Culture plays a key role in employee satisfaction, and a great culture can help hospitals and health systems prepare for a crisis like the COVID-19 pandemic. Building that great culture takes time and investment.
At the Becker's Healthcare Community Hospitals Virtual Forum on Oct. 12, Salem (Ore.) Health CMO Ralph Yates, DO, discussed how his health system has invested in culture over the last decade and shared his takeaways with colleagues coping with the pandemic.
Here is an excerpt from the session, lightly edited for clarity. Click here to view the entire conversation on demand.
Question: How has Salem Health navigated this challenge and invested in its culture over the past decade?
Dr. Ralph Yates: We started a decade ago, and I think at the time, the organization first started some of its important programs. I'm not sure that people understood that what they were doing was shaping future culture. But we have a wonderful CEO who came here as chief nursing officer and launched us on our first Magnet designation. We've since been redesignated for our third Magnet designation. That was one of the first. Ten years ago, we also launched and have been fully engaged now in our Lean methodology. Both programs, Magnet and Lean, have at their heart, emphasis on team.

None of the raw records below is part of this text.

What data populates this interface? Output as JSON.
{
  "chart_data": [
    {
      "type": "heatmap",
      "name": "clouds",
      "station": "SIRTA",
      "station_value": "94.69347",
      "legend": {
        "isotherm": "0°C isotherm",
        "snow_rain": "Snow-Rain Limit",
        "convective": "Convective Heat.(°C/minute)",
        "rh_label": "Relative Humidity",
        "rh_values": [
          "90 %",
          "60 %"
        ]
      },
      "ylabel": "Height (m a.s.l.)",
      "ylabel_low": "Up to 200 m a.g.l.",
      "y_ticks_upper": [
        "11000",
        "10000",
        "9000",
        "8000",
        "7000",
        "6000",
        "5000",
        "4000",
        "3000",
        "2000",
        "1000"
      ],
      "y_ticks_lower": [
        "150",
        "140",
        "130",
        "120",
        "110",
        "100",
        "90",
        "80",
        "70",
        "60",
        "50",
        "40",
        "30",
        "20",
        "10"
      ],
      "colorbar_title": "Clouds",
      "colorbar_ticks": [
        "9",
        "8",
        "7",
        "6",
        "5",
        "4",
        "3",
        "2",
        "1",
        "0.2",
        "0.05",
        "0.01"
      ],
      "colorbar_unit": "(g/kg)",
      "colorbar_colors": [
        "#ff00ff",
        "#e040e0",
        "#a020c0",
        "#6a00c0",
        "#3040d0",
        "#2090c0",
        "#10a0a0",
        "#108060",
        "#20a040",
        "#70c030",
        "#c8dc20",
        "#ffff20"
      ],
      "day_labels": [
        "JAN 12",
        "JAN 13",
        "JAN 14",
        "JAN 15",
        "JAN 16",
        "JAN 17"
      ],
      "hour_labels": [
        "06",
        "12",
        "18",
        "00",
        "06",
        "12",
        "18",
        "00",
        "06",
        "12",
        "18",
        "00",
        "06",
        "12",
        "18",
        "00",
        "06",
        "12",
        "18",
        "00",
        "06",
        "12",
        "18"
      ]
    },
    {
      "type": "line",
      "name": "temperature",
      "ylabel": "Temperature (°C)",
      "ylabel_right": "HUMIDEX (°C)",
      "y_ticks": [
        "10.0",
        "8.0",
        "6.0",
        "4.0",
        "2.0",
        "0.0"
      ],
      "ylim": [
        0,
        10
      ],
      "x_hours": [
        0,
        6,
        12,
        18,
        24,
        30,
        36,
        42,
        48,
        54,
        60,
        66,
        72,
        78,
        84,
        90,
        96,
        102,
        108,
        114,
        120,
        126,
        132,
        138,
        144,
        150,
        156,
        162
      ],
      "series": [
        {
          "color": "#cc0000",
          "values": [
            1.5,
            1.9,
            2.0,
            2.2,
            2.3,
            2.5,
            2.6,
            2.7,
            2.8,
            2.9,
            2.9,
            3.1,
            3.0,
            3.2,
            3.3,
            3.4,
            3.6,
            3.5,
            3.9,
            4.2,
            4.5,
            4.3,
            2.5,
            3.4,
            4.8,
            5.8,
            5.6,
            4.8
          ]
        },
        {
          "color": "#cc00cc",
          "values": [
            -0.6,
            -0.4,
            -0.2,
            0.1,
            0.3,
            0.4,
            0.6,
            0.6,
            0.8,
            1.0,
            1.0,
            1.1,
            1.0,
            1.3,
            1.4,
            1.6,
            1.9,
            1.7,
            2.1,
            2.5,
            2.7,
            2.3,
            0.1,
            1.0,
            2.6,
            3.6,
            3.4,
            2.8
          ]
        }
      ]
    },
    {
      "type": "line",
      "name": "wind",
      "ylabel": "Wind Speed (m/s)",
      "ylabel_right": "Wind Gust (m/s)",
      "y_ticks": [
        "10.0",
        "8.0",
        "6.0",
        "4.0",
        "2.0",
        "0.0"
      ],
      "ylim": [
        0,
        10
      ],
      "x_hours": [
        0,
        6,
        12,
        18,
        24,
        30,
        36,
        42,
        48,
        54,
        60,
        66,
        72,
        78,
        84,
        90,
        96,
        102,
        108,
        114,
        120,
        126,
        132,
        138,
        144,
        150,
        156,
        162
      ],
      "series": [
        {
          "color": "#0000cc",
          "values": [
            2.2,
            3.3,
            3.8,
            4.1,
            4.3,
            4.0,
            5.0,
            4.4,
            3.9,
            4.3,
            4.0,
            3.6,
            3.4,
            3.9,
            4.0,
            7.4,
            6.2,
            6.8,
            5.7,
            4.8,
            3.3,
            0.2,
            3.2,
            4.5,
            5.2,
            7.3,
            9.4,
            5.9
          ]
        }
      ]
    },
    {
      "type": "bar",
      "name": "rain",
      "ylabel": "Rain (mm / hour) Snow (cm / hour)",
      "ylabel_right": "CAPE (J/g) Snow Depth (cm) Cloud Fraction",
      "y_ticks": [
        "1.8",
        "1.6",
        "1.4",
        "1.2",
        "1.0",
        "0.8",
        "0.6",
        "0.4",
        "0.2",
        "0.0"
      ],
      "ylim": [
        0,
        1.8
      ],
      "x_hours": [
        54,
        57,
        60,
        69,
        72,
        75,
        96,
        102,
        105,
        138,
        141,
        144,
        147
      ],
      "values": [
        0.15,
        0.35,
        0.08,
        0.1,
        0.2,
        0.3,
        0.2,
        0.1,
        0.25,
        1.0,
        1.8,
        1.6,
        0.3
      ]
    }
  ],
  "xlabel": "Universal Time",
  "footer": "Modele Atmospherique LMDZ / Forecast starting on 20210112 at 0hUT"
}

Ten years ago, we also launched an initiative called the Physician Leadership Institute. The name is a bit anachronistic, because only 50 percent of participants that have gone through PLI are physicians or advanced practitioners. The other half are our nurses, managers, most of our board, our CEO, have all been through PLI, which is a Friday, Saturday, once a month, for four months, program.
During that four months, individuals as teams work on process improvement projects for the areas in which they work. What's important to know about PLI is, from the beginning, it was a team-oriented, team-focused event. What we've learned after 10 years is individuals not only develop an understanding of rapid tests of change, communication, handling difficult conversations, leadership — they come out culturally different. We have over 700 people, leaders within our institution that have been trained, and some outside institutions that send folks through our program. That's had a profound impact on our organization.
Over two years ago, we did an analysis of our graduates to find out exactly what they took away from the experience. What we discovered was that it was fundamentally cultural, but when we went deeper, it was, they had enhanced resiliency, which led us two years ago to Brian Sexton, PhD, at Durham, N.C.-based Duke University and his foundational and groundbreaking work in enhancing individual resiliency, primarily in physicians and nurses. We took his work and collaborated with him and said, "Let's put teams through your training, not individuals, and let's have them return to their departments and their units," because not everyone was clinical that went through our training, "and use our Lean principles to implement the tools they've learned."
What we found was, it was a force multiplier, statistically on the work that he's done with individuals. We graduated 170 people through something called TRI, Team Resiliency Institute. The second cohort graduated just before the pandemic hit, and the timing couldn't have been better.
Q: How did Salem Health's investment in culture prepare the organization for COVID-19?
RY: Along with everyone else, the most memorable part of this spring was the level of fear that was present, particularly in my younger colleagues. They'd never seen anything like this, and the fear was palpable. What I learned to say to people was this: "We will get through this together."
It resonated, because here within our system, we're taught to function as teams, and we have. What I've said to colleagues outside our system is, "We pulled together. We didn't fall apart."